Compiled by Democrat-Gazette staff from wire reports
• Dave Blazek's job is to make his readers forget life for a few seconds and laugh. Through his syndicated comic, Loose Parts, he offers quirky observations and absurd scenarios -- but lately, a pressing question has popped into his personal thought balloons as a daily gag cartoonist: Should he let "the new normal" of pandemic life in 2020 invade his strip's silly, sealed-off world? "I understand that the coronavirus -- and all that it has changed -- is tremendous fodder for ideas, and it certainly has the benefit of common experience that so many cartoons tap deep into," Blazek says. "But I just decided to not address it in Loose Parts." Instead, Blazek is among at least 70 cartoonists who plans to pay visual tribute to first responders and other essential workers in his print and online color art on Sunday. The coordinated "cartoon gratitude" campaign will feature a handful of icons embedded into the strips, to thank everyone from medical personnel (symbolized with a cartoon mask) and scientists (a microscope symbol) to teachers (an apple) and food workers (a fork). The idea began with Baby Blues co-creator Rick Kirkman, who contacted some of his fellow cartoonists about coordinating a campaign while sheltering in place. Kirkman hopes readers will get into the spirit of the "big thank-you search" for symbols, like an I Spy game. "Each time they find one," he says, "it's a little vibe of gratitude for the people it represents."

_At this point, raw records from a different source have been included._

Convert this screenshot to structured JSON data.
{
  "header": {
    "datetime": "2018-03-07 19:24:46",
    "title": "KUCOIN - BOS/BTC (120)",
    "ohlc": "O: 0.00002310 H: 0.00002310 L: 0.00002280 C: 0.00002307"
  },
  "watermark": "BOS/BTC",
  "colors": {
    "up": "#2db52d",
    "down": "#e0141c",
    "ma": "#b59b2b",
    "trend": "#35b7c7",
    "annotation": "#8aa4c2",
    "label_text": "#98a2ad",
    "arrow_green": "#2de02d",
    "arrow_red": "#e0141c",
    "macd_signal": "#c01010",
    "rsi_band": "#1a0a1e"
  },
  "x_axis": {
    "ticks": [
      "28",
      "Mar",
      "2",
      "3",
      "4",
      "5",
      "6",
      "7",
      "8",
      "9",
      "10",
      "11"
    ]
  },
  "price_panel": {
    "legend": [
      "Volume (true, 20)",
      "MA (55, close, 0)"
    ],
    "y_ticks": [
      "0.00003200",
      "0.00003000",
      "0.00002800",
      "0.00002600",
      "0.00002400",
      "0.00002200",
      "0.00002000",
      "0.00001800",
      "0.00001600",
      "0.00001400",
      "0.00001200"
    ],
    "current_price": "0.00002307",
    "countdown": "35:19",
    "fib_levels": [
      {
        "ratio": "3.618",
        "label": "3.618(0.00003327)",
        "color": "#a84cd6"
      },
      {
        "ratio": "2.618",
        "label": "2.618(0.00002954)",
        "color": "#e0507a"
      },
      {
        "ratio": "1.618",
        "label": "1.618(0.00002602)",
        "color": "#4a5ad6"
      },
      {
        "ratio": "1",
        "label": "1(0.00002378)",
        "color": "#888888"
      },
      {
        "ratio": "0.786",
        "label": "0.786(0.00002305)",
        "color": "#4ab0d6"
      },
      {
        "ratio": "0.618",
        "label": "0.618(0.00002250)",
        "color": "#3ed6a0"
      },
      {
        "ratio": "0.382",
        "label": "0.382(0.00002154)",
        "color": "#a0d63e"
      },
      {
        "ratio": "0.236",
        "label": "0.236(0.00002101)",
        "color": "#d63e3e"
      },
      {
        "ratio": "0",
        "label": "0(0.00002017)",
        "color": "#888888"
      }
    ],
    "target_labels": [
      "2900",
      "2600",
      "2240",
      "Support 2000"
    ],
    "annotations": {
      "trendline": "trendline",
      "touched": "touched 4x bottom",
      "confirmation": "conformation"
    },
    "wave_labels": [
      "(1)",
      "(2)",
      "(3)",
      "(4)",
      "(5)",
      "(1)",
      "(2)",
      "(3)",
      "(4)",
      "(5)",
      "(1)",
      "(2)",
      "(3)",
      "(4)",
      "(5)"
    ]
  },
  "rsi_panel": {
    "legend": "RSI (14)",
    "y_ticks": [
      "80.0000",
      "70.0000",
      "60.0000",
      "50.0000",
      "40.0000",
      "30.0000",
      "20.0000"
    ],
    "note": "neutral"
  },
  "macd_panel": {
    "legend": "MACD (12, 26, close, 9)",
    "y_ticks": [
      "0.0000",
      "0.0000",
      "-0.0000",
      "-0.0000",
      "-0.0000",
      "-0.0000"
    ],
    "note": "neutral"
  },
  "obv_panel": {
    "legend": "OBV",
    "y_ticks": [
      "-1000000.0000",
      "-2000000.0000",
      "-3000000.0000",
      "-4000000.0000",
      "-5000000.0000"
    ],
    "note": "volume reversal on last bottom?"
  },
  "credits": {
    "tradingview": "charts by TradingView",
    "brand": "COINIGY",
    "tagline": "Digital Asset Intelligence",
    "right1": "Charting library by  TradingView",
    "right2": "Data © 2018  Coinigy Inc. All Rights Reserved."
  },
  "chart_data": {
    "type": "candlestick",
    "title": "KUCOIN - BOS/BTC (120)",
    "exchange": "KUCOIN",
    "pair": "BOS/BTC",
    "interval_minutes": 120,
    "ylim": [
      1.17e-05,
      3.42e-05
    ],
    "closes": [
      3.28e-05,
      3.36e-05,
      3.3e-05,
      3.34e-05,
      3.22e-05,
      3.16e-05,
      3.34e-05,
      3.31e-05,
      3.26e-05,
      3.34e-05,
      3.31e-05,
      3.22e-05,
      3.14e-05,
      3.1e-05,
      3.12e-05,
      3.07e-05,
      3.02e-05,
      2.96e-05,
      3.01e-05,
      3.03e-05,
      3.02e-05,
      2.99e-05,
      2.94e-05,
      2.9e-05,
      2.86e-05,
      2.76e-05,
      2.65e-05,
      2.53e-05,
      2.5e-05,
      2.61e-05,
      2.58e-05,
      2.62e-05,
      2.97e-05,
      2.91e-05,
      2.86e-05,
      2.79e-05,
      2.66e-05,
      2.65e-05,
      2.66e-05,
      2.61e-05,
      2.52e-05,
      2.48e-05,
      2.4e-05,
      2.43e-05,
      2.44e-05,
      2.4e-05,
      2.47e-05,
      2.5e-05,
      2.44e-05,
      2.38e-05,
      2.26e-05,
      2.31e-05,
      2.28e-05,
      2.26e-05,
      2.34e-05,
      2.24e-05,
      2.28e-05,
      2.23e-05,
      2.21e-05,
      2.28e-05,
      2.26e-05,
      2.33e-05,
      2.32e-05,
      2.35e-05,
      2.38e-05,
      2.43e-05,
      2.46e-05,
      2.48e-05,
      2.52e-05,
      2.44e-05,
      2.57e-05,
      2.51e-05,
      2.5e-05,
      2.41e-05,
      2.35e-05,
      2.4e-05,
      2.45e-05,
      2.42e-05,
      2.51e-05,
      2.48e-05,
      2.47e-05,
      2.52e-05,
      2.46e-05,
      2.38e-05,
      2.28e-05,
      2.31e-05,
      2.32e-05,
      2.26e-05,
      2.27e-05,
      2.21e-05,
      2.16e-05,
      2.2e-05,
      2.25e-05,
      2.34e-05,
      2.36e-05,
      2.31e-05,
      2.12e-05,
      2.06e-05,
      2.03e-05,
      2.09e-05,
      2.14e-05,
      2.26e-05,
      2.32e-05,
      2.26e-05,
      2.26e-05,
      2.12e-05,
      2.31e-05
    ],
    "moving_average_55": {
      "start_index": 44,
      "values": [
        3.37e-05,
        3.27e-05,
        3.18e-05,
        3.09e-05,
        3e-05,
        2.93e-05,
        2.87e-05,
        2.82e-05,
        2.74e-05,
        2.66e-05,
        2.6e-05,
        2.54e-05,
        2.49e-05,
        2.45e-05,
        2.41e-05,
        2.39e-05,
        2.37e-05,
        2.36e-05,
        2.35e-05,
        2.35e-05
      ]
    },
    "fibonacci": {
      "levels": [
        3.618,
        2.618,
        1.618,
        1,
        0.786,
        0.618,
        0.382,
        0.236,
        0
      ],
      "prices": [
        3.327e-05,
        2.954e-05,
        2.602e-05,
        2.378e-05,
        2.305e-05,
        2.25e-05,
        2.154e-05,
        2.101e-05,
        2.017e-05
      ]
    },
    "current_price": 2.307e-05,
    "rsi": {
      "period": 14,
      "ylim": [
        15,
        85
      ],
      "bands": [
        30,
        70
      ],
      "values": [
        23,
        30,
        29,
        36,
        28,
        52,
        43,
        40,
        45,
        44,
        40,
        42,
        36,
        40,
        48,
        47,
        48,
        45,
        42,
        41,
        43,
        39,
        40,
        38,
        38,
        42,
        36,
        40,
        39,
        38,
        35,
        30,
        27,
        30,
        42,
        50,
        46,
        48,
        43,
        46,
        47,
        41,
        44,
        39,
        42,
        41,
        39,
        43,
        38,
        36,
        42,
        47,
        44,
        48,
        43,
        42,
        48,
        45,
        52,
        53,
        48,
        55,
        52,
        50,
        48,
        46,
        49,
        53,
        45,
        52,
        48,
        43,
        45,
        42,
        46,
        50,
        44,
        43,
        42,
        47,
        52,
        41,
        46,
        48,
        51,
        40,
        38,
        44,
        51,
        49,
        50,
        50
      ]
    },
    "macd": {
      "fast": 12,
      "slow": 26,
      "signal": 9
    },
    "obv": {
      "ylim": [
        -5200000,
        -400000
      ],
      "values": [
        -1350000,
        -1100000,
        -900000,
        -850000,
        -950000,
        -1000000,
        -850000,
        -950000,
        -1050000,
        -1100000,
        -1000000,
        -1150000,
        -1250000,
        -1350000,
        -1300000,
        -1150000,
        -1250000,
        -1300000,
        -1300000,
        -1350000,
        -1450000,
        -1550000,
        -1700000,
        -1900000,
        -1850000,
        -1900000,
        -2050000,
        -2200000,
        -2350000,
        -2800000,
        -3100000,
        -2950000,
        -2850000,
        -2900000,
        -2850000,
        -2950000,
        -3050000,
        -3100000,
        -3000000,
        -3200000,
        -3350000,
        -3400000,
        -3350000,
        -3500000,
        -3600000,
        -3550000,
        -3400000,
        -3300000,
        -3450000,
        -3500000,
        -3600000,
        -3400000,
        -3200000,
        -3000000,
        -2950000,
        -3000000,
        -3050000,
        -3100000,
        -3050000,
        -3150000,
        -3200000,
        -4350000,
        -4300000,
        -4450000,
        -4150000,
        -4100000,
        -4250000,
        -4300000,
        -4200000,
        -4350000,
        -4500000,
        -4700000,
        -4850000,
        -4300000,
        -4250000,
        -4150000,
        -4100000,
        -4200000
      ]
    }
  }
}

• It's not the first time that Spike Lee's Do the Right Thing has been freshly urgent, but Lee's 1989 film has again found blistering relevance in the wake of George Floyd's death. On Monday, Lee released a short film titled 3 Brothers connecting the death of Radio Raheem (played by Bill Nunn) in Do the Right Thing to the deaths of Floyd and Eric Garner. Floyd died last week after a white Minneapolis police officer pressed his knee against his neck as he begged for air. Garner's dying plea of "I can't breathe" became a rallying cry against police brutality in 2014. Blazed across the screen is the question: "Will history stop repeating itself?" "I've seen this before. This is not new," Lee said Monday. "I was born in '57 so I was 11 years old when I saw the riots with Dr. King's assassination, later on with Rodney King and the Simi Valley verdict, Trayvon Martin and Ferguson [Mo.]." Lee said. As much as Lee sees history repeating itself, there's one element of the current unrest that strikes the filmmaker as new. "I've been very encouraged by the diversity of the protesters," Lee said. "That is the hope of this country, this diverse, younger generation of Americans who don't want to perpetuate the same [expletive] that their parents and grandparents and great-grandparents got caught up in. That's my hope."